A star at the premiere
After a round of aerodynamic experimentation with Bertone in 1956, the following year saw Fiat-Abarth turn to Pininfarina to design two new cars using the wind tunnel at Turin Polytechnic. Using specially made, small-capacity engines, they set numerous World Records – and for 1960, the almost-1,000cc four-cylinder engine was used, capable of producing 105HP at a screaming 8,000rpm. The power was transmitted to the rear wheels via a four-speed gearbox.

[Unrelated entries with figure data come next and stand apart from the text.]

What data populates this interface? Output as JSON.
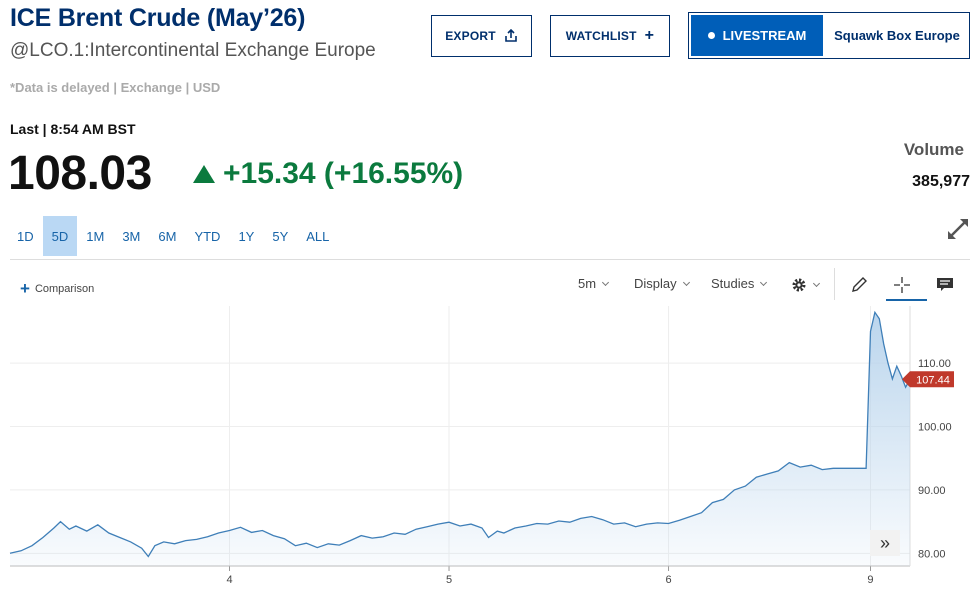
{
  "header": {
    "title": "ICE Brent Crude (May’26)",
    "subtitle": "@LCO.1:Intercontinental Exchange Europe",
    "delay_note": "*Data is delayed | Exchange | USD"
  },
  "actions": {
    "export_label": "EXPORT",
    "watchlist_label": "WATCHLIST",
    "livestream_label": "LIVESTREAM",
    "livestream_show": "Squawk Box Europe"
  },
  "quote": {
    "last_label": "Last | 8:54 AM BST",
    "price": "108.03",
    "change": "+15.34 (+16.55%)",
    "direction": "up",
    "volume_label": "Volume",
    "volume_value": "385,977"
  },
  "colors": {
    "brand": "#002f6c",
    "accent": "#005eb8",
    "positive": "#0b7a3e",
    "price_tag": "#c0392b",
    "line": "#3f7fb8",
    "fill": "#b7d3ec"
  },
  "ranges": [
    "1D",
    "5D",
    "1M",
    "3M",
    "6M",
    "YTD",
    "1Y",
    "5Y",
    "ALL"
  ],
  "active_range": "5D",
  "toolbar": {
    "comparison_label": "Comparison",
    "interval_label": "5m",
    "display_label": "Display",
    "studies_label": "Studies",
    "icons": [
      "gear-icon",
      "pencil-icon",
      "crosshair-icon",
      "comment-icon"
    ]
  },
  "chart_data": {
    "type": "area",
    "x_tick_labels": [
      "4",
      "5",
      "6",
      "9"
    ],
    "y_tick_labels": [
      "110.00",
      "100.00",
      "90.00",
      "80.00"
    ],
    "ylim": [
      78,
      119
    ],
    "current_price_label": "107.44",
    "grid": true,
    "series": [
      {
        "values": [
          [
            3.0,
            80.0
          ],
          [
            3.05,
            80.4
          ],
          [
            3.1,
            81.2
          ],
          [
            3.15,
            82.5
          ],
          [
            3.2,
            84.0
          ],
          [
            3.23,
            85.0
          ],
          [
            3.27,
            83.8
          ],
          [
            3.3,
            84.3
          ],
          [
            3.35,
            83.5
          ],
          [
            3.4,
            84.5
          ],
          [
            3.45,
            83.2
          ],
          [
            3.5,
            82.5
          ],
          [
            3.55,
            81.8
          ],
          [
            3.6,
            80.8
          ],
          [
            3.63,
            79.5
          ],
          [
            3.66,
            81.2
          ],
          [
            3.7,
            81.8
          ],
          [
            3.75,
            81.5
          ],
          [
            3.8,
            82.0
          ],
          [
            3.85,
            82.2
          ],
          [
            3.9,
            82.6
          ],
          [
            3.95,
            83.2
          ],
          [
            4.0,
            83.6
          ],
          [
            4.05,
            84.1
          ],
          [
            4.1,
            83.3
          ],
          [
            4.15,
            83.6
          ],
          [
            4.2,
            82.8
          ],
          [
            4.25,
            82.3
          ],
          [
            4.3,
            81.2
          ],
          [
            4.35,
            81.6
          ],
          [
            4.4,
            80.9
          ],
          [
            4.45,
            81.5
          ],
          [
            4.5,
            81.3
          ],
          [
            4.55,
            82.0
          ],
          [
            4.6,
            82.8
          ],
          [
            4.65,
            82.4
          ],
          [
            4.7,
            82.6
          ],
          [
            4.75,
            83.2
          ],
          [
            4.8,
            83.0
          ],
          [
            4.85,
            83.8
          ],
          [
            4.9,
            84.2
          ],
          [
            4.95,
            84.6
          ],
          [
            5.0,
            84.9
          ],
          [
            5.05,
            84.3
          ],
          [
            5.1,
            84.6
          ],
          [
            5.15,
            84.0
          ],
          [
            5.18,
            82.5
          ],
          [
            5.22,
            83.5
          ],
          [
            5.25,
            83.2
          ],
          [
            5.3,
            84.0
          ],
          [
            5.35,
            84.3
          ],
          [
            5.4,
            84.7
          ],
          [
            5.45,
            84.6
          ],
          [
            5.5,
            85.1
          ],
          [
            5.55,
            84.9
          ],
          [
            5.6,
            85.5
          ],
          [
            5.65,
            85.8
          ],
          [
            5.7,
            85.3
          ],
          [
            5.75,
            84.6
          ],
          [
            5.8,
            84.8
          ],
          [
            5.85,
            84.2
          ],
          [
            5.9,
            84.6
          ],
          [
            5.95,
            84.8
          ],
          [
            6.0,
            84.7
          ],
          [
            6.05,
            85.2
          ],
          [
            6.1,
            85.8
          ],
          [
            6.15,
            86.4
          ],
          [
            6.2,
            88.0
          ],
          [
            6.25,
            88.5
          ],
          [
            6.3,
            90.0
          ],
          [
            6.35,
            90.6
          ],
          [
            6.4,
            92.0
          ],
          [
            6.45,
            92.5
          ],
          [
            6.5,
            93.0
          ],
          [
            6.55,
            94.3
          ],
          [
            6.6,
            93.6
          ],
          [
            6.65,
            93.9
          ],
          [
            6.7,
            93.2
          ],
          [
            6.75,
            93.4
          ],
          [
            6.8,
            93.4
          ],
          [
            6.85,
            93.4
          ],
          [
            6.9,
            93.4
          ],
          [
            6.92,
            115.0
          ],
          [
            6.94,
            118.0
          ],
          [
            6.96,
            117.0
          ],
          [
            6.98,
            113.0
          ],
          [
            7.0,
            110.0
          ],
          [
            7.02,
            107.5
          ],
          [
            7.04,
            109.5
          ],
          [
            7.06,
            108.0
          ],
          [
            7.08,
            106.2
          ],
          [
            7.1,
            107.44
          ]
        ]
      }
    ]
  }
}
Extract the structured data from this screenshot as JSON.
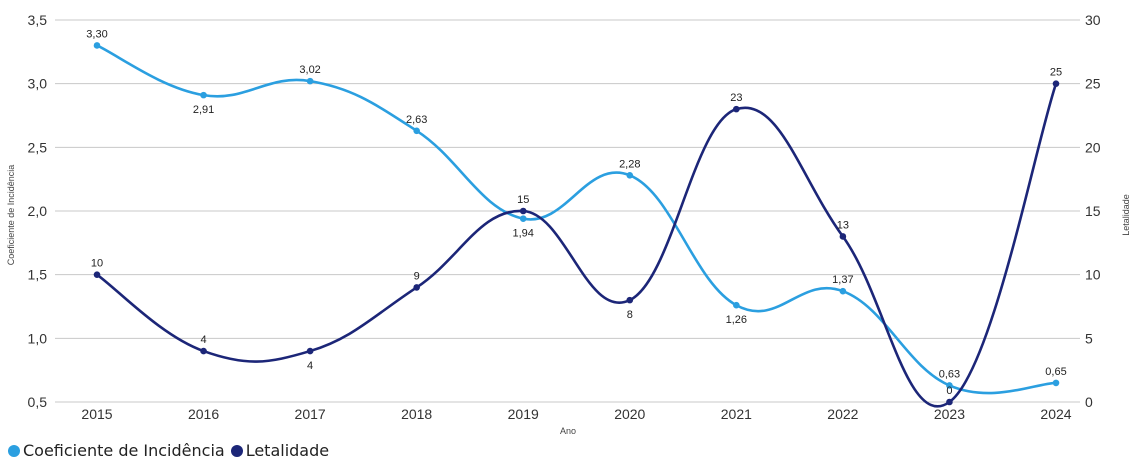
{
  "chart_data": {
    "type": "line",
    "x": [
      "2015",
      "2016",
      "2017",
      "2018",
      "2019",
      "2020",
      "2021",
      "2022",
      "2023",
      "2024"
    ],
    "xlabel": "Ano",
    "ylabel_left": "Coeficiente de Incidência",
    "ylabel_right": "Letalidade",
    "ylim_left": [
      0.5,
      3.5
    ],
    "ylim_right": [
      0,
      30
    ],
    "yticks_left": [
      "0,5",
      "1,0",
      "1,5",
      "2,0",
      "2,5",
      "3,0",
      "3,5"
    ],
    "yticks_right": [
      "0",
      "5",
      "10",
      "15",
      "20",
      "25",
      "30"
    ],
    "grid": true,
    "legend_position": "bottom-left",
    "series": [
      {
        "name": "Coeficiente de Incidência",
        "axis": "left",
        "color": "#2b9fe0",
        "values": [
          3.3,
          2.91,
          3.02,
          2.63,
          1.94,
          2.28,
          1.26,
          1.37,
          0.63,
          0.65
        ],
        "labels": [
          "3,30",
          "2,91",
          "3,02",
          "2,63",
          "1,94",
          "2,28",
          "1,26",
          "1,37",
          "0,63",
          "0,65"
        ]
      },
      {
        "name": "Letalidade",
        "axis": "right",
        "color": "#1c2678",
        "values": [
          10,
          4,
          4,
          9,
          15,
          8,
          23,
          13,
          0,
          25
        ],
        "labels": [
          "10",
          "4",
          "4",
          "9",
          "15",
          "8",
          "23",
          "13",
          "0",
          "25"
        ]
      }
    ]
  }
}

While the running gear was relatively modest, the opposite was true for Pininfarina’s outward handiwork. Measuring only 1.2 metres tall, 1.55 metres wide and 4.56 metres long, the body was low and narrow in order to pierce the air as effectively as possible. The resulting figures were spectacular: 10,000 kilometres at an average speed of 118.7mph, and 72 continuous hours at an average of 116mph. Those were just two of the nine International and World Records set.
The streamliner resurfaces
The current owner of the Abarth ‘Monoposto da Record’ allowed Degler exclusive access to the private garage in which the aerodynamic legend – completely original, right down to the stickers – has slept for many years. We’d love to see it at a major concours event in the near future.